A “letter of intent” which recites the terms of a transaction contemplated in the future, or which sets forth terms to be embodied in a more formal agreement to be executed at a later time, is presumed to be a non-binding “agreement to agree” rather than an enforceable contract. In Virginia, unlike some other jurisdictions, a letter of intent, reflecting each party’s commitment to negotiate open issues in good faith to reach a contractual objective within an agreed framework, will not be construed as a binding contract absent circumstances suggesting the parties intended to bind themselves. The Eastern District of Virginia recently dealt with this issue in Virginia Power Energy Marketing, Inc. v. EQT Energy, LLC.
EQT contracted with a pipeline to buy natural gas once the pipeline completed its expansion. The purchase was subject to the pipeline’s FERC (Federal Energy Regulatory Commission) gas tariff and applicable laws, orders, rules and regulations. EQT then sought to sell some of the excess capacity to VPEM, a distributer, in a non-biddable release. By regulation, a non-biddable release must use the maximum applicable rate. The parties signed a letter of intent (LOI) for 30,000 dekatherms per day with the rate to be paid as the lesser of $0.84 per dekatherm or the rate applicable to EQT under the NLRA (the negotiated rate letter agreement between the pipeline and EQT). Subsequently, the applicable rate was set at $0.88 so either the LOI rate had to be revised or EQT was free to release the capacity to the highest bidder.

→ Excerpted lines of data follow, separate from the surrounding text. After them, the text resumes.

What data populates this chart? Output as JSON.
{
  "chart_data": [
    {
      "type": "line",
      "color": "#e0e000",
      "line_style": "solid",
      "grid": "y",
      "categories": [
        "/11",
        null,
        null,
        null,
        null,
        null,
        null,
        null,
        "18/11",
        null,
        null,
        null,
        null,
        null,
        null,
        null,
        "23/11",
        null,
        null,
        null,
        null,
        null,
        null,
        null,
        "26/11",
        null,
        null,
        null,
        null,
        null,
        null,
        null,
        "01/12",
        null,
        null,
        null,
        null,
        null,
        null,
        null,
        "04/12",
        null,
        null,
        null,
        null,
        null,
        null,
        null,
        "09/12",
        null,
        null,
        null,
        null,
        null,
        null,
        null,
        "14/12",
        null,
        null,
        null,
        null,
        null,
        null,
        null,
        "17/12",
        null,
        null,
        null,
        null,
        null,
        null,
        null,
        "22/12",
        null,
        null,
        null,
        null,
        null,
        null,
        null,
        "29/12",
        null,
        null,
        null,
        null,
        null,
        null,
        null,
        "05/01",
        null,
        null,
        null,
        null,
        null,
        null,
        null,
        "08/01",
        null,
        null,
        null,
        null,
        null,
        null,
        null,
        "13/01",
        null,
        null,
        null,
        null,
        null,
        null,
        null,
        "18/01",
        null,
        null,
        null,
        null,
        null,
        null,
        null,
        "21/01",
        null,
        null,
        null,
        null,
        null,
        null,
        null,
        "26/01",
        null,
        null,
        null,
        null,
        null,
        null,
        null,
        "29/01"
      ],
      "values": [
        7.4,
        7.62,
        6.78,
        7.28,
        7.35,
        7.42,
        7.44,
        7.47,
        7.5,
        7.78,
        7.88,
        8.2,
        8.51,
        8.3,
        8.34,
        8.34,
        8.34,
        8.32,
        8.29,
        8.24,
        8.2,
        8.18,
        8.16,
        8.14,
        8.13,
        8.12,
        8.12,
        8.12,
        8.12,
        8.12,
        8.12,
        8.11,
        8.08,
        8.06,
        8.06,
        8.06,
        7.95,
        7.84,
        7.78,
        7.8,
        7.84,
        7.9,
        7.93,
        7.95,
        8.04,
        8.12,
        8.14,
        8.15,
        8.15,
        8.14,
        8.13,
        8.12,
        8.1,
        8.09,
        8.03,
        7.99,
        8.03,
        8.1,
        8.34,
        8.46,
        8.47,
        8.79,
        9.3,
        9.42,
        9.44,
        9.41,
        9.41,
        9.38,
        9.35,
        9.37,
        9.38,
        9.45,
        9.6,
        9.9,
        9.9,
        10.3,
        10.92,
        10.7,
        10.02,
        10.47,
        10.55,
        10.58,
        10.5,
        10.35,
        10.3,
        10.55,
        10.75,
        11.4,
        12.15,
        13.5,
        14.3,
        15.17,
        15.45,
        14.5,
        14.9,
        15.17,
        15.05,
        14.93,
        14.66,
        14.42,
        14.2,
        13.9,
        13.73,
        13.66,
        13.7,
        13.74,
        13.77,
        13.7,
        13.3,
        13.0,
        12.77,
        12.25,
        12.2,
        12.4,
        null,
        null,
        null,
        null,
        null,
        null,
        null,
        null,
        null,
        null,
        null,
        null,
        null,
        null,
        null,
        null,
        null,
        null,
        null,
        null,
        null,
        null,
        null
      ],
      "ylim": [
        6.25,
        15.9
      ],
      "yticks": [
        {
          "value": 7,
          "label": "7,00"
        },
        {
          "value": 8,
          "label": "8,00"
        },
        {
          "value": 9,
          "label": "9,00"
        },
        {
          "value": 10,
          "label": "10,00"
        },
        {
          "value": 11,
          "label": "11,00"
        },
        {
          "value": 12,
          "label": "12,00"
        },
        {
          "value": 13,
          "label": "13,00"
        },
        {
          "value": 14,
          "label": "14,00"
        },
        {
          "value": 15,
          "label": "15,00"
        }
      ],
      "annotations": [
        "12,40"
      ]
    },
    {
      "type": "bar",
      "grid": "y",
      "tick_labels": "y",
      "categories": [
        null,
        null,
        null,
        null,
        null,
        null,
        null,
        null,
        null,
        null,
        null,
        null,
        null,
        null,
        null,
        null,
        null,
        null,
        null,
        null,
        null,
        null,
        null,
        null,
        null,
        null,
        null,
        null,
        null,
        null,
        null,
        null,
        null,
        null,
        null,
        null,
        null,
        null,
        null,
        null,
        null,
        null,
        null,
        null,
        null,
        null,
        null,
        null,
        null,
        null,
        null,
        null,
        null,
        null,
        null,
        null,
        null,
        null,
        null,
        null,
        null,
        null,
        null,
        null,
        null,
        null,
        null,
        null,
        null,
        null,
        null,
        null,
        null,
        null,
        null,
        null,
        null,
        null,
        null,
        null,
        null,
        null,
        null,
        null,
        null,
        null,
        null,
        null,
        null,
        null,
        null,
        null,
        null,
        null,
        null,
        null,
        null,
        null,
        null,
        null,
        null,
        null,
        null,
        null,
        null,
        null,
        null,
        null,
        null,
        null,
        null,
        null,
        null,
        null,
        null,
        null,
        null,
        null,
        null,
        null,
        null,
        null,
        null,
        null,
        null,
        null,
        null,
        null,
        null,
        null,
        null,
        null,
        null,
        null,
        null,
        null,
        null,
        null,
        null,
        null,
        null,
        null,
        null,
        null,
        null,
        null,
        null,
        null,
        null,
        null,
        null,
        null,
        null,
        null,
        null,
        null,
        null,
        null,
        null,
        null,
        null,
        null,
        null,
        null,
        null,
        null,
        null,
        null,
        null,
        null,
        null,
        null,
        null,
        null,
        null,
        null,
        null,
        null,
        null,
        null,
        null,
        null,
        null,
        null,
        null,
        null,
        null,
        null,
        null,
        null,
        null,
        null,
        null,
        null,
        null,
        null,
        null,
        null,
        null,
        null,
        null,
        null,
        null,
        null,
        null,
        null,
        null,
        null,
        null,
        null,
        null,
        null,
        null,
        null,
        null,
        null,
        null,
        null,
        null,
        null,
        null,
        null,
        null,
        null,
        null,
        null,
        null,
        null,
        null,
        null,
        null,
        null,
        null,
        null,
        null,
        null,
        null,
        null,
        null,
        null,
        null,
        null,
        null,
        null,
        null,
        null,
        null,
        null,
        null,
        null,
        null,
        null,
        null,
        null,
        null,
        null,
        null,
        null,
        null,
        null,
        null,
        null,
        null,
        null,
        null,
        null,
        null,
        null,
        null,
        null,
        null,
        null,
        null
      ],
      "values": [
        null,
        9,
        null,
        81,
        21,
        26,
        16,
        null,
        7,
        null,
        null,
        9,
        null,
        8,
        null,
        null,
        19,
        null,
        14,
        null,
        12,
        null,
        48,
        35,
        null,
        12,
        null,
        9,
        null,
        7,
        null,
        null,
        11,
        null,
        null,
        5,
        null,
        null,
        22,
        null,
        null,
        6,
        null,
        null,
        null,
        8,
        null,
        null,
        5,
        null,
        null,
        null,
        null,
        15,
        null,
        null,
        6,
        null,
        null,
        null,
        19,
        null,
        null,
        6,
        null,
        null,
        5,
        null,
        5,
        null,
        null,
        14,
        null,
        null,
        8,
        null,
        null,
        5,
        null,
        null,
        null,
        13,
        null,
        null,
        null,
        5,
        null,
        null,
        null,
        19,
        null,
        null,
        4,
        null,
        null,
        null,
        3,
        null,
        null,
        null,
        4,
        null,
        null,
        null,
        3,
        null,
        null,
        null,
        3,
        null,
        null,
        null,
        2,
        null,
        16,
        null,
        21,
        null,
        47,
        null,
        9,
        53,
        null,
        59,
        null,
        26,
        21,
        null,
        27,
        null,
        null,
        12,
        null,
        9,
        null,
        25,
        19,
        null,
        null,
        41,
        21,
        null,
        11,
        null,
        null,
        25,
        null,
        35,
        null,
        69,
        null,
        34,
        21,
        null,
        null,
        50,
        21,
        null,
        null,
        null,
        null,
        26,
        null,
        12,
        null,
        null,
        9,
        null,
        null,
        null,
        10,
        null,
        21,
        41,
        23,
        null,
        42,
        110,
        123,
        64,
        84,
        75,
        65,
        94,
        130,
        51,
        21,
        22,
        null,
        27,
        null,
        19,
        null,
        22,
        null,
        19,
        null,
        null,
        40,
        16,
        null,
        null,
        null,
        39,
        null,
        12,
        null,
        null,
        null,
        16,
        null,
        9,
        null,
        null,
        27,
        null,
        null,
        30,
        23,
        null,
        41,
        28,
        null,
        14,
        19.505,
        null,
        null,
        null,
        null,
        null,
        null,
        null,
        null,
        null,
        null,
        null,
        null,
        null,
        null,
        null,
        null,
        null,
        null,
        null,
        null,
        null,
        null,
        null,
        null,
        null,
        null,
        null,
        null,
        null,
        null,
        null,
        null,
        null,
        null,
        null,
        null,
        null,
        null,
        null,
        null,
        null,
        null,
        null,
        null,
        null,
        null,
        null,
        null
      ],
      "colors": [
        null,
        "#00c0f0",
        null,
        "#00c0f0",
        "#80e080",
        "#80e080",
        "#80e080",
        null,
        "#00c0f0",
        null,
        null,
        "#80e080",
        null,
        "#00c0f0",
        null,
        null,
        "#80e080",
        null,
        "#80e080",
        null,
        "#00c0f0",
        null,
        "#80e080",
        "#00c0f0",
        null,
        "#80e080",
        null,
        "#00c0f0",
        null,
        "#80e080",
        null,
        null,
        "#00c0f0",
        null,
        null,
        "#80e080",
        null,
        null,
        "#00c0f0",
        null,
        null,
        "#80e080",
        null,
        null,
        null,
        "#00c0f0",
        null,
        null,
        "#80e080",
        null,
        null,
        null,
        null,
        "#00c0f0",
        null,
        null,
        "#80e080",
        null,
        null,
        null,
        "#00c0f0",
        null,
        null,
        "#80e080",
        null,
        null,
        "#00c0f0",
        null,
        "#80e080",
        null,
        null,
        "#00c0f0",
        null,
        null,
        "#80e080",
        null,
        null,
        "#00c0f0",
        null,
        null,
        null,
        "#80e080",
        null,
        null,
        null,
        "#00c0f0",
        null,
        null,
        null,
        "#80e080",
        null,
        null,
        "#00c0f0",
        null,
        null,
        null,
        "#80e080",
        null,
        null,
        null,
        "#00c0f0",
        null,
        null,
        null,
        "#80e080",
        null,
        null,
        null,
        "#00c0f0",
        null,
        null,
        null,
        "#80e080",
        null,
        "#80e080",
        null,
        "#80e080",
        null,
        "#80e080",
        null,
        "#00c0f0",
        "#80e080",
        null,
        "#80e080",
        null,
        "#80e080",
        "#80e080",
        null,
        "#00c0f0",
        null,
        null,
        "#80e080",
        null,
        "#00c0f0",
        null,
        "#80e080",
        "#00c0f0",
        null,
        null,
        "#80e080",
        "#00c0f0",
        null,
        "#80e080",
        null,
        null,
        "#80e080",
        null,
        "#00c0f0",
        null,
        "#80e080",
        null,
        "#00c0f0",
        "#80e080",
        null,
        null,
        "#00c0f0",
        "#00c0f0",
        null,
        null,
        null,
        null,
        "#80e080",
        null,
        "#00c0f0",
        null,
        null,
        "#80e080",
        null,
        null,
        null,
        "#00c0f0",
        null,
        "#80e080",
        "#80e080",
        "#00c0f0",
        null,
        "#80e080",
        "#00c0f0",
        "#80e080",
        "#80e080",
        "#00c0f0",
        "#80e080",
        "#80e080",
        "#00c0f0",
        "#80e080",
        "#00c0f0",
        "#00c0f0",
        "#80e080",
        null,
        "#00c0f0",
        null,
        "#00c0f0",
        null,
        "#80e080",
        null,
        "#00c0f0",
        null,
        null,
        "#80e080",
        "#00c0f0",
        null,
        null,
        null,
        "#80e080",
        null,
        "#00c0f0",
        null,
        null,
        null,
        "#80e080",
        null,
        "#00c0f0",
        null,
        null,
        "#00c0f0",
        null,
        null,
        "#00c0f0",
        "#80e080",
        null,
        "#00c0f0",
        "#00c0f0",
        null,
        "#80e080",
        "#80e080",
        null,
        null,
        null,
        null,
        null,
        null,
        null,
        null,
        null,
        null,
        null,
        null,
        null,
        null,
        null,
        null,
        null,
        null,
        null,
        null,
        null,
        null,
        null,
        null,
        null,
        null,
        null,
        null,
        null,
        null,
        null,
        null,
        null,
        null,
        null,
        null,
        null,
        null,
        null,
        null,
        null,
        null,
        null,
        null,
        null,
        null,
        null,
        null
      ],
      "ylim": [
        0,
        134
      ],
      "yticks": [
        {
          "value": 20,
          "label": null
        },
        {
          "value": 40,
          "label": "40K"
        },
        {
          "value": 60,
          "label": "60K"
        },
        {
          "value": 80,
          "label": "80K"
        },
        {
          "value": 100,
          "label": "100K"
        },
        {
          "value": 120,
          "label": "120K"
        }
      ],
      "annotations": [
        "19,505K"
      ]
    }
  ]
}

The letter of intent stated EQT “propose[d] to release a portion of (the pipeline’s capacity) to VPEM.” Before the pipeline completed its expansion, however, gas prices rose and the value of EQT’s capacity increased. EQT received bids that exceeded VPEM’s and asked VPEM to pay an additional $12 million for the capacity. VPEM refused and EQT abandoned the transaction. VPEM then sued EQT in the Eastern District of Virginia for breach of contract.
In this case, the parties expressly stated that the LOI embodied their entire understanding and any future agreement had to be in writing. The Court nevertheless found the LOI to be a mere “agreement to agree” and not a binding contract. There was no meeting of the minds or mutuality of contract and the condition precedent was never fulfilled.
The Court cited a number of clauses in the LOI that showed the parties realized the future transaction might not occur. For example, the LOI stated the parties intended to enter into a future transaction but certain “express provisions” in the LOI would excuse them from having to execute the deal and “regardless of whether the Transaction is implemented,” each party would bear its own costs.
The LOI required the parties to negotiate in good faith to draft all contracts and documents necessary to implement the transaction and diligently seek “approval for this Transaction from their respective senior management and/or board of directors as quickly as possible.” Moreover, EQT had sent a letter to VPEM stating EQT management had not yet approved the LOI and the negotiations had, in fact, broken down. At that point, the Court held, any exclusive dealing obligations in the LOI terminated and EQT was free to negotiate with others.
The parties expressly designed the LOI to terminate and cease to have effect upon the execution of the transaction. VPEM argued the LOI had a contract’s specificity including length of time, quantity of capacity release, delivery location, and demand, commodity and fuel rates. But the Court found numerous provisions were subject to change. By regulation, VPEM would either have to pay the maximum rate for the release to be non-biddable or it could reject it when that rate was finally set, requiring another agreement to be executed to seal the transaction. VPEM argued EQT could have converted it to a biddable release. But then the parties would have had to renegotiate price, proving the absence of a final agreement.
The LOI also recited no remedy in the event of a breach which is evidence the parties did not intend to be bound. It actually precluded damages, stating that, whether the transaction was implemented or not, neither party would be liable for consequential, incidental, indirect or exemplary damages or loss of prospective profits.